So I Married My Ex-Babysitter - damn you gypsy. Everytime I think I am OUT, you illiterates pull me back in. Everytime I watch these episodes I see how brainwashed this cult of travelling caravans truly is and how proud everyone is to be so damn stupid.
The boys are all untrustworlthy and the girls are kept stupid on purpose. Very few get more education than Grade Seven. Then they get married to a similar undereducated boy. Usually there is a party where the girl dresses like a teen stripper and shows her works but it totall hands off for the gypsy boys that come by to check out this virgin retard. If she makes the cut and is determined not to be a 'dirty girl' then she will most certainly be scooped up and driven way that night in another motor home which is the REAL business Gypsy should be in because everyone lives in a house that can leave quickly in the middle of the night. T
The girls do all the cleaning and cooking and baby raising. They are not allowed to drink. They don't speak back to their men or allow their children to aspire to be something other than an inbred thug/pole dancer depending of the sex of the child. I wish I could show you the shit they gave one girl who wanted to be a NURSE of all things. So they decorated a Chuck E Cheese with shit from the dollar store and danced like whores and her Momma, who was MOST against her daughter shaming the family by getting an education, brought in a boy who looked like a horse kicked him in the head to propose to her. I was insulted that this accidental retard was as good as her daughter deserved for being so smart and for knowing HOW to read.

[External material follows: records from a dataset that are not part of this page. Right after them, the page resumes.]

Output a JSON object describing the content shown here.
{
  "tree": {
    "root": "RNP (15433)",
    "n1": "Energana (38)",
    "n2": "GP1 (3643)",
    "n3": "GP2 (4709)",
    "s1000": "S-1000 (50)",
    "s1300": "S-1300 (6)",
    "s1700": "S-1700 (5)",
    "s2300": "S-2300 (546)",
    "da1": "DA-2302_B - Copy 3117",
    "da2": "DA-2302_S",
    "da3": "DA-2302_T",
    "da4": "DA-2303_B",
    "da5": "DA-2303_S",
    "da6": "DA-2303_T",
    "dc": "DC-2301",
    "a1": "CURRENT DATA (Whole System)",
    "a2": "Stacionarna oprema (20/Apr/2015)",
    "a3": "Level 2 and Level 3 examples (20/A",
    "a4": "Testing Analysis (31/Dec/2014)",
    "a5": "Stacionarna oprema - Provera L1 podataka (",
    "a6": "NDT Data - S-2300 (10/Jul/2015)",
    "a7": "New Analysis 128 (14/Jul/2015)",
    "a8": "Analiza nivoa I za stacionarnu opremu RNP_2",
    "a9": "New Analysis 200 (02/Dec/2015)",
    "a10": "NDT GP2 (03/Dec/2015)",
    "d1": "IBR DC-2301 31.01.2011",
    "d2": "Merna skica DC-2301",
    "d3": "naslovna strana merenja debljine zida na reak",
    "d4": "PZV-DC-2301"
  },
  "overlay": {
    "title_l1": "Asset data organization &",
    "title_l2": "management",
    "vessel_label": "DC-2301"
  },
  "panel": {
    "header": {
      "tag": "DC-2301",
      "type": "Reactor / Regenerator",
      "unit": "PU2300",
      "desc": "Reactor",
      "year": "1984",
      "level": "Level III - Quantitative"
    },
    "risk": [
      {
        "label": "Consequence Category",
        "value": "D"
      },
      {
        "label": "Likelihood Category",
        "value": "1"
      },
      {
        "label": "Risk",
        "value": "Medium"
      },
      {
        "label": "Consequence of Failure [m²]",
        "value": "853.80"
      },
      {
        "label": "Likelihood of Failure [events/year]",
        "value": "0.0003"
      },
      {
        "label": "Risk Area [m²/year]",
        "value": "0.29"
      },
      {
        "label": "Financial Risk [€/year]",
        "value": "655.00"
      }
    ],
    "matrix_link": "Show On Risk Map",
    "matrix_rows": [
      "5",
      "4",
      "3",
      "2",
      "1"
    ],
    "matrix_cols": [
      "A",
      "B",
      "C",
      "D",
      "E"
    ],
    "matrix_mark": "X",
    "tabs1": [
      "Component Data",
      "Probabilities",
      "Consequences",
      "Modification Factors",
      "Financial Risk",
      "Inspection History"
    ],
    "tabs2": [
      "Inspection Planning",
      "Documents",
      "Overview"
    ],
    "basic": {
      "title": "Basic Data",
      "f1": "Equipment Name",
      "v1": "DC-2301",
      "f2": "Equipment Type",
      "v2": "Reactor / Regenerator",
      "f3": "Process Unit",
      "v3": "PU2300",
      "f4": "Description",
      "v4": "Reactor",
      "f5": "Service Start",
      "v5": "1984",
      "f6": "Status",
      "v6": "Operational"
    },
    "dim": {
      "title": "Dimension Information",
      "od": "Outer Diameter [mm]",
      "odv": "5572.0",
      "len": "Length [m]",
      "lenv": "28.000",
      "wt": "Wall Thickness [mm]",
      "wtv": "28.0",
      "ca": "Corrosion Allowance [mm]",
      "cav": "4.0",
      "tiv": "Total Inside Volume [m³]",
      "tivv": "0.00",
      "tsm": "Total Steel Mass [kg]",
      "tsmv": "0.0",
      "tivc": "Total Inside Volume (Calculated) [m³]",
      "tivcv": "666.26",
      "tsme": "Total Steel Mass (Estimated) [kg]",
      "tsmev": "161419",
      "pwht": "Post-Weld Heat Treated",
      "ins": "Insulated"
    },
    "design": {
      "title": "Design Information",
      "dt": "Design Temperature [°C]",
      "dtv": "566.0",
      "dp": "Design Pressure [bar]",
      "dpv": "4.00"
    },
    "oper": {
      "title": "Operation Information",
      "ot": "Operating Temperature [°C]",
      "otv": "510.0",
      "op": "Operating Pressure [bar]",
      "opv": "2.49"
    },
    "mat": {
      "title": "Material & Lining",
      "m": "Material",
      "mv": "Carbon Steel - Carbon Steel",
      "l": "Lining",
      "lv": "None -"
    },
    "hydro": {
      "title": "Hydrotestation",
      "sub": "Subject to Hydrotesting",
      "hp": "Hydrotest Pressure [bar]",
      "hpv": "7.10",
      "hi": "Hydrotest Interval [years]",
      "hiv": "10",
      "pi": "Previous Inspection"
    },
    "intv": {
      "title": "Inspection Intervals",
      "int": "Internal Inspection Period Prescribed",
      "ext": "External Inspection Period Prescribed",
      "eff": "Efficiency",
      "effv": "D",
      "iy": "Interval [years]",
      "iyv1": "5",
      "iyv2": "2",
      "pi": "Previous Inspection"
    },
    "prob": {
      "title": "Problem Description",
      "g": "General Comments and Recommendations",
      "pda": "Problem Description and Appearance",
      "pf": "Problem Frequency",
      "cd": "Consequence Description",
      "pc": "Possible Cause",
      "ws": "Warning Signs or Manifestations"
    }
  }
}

But 99% of these future tacky brides are quite happy to never learn algebra and be brides YEARS before they can have a decent slutty bachelorette party with her best girlfriends. None of the time honored pre-wedding events for them. For the boys, of course, it's just the opposite.
Then, right on cue is Sandra Celli, the demon dressmaker who has a gift for convincing dumbass teen girls that have not yet finished JUNIOR HIGH that they WANT to wear one of her abominable creations. And Sanda is the ONLY one any self respecting gypsy teen can accept a bad dress from. It makes me crazy to watch this con take place before my eyes. Not a SINGLE girl EVER hates her dress. They are all ovewhelmed by this garbage that would be laughed off Project Dumbass, the Slovenia version of Project Runway. Now who shows up and with her team proceeds to make a bad prom dress even worse with the addition of tackiness in the form of glass crystals and anything that can be beddazzled or twisted into a dollar store crown.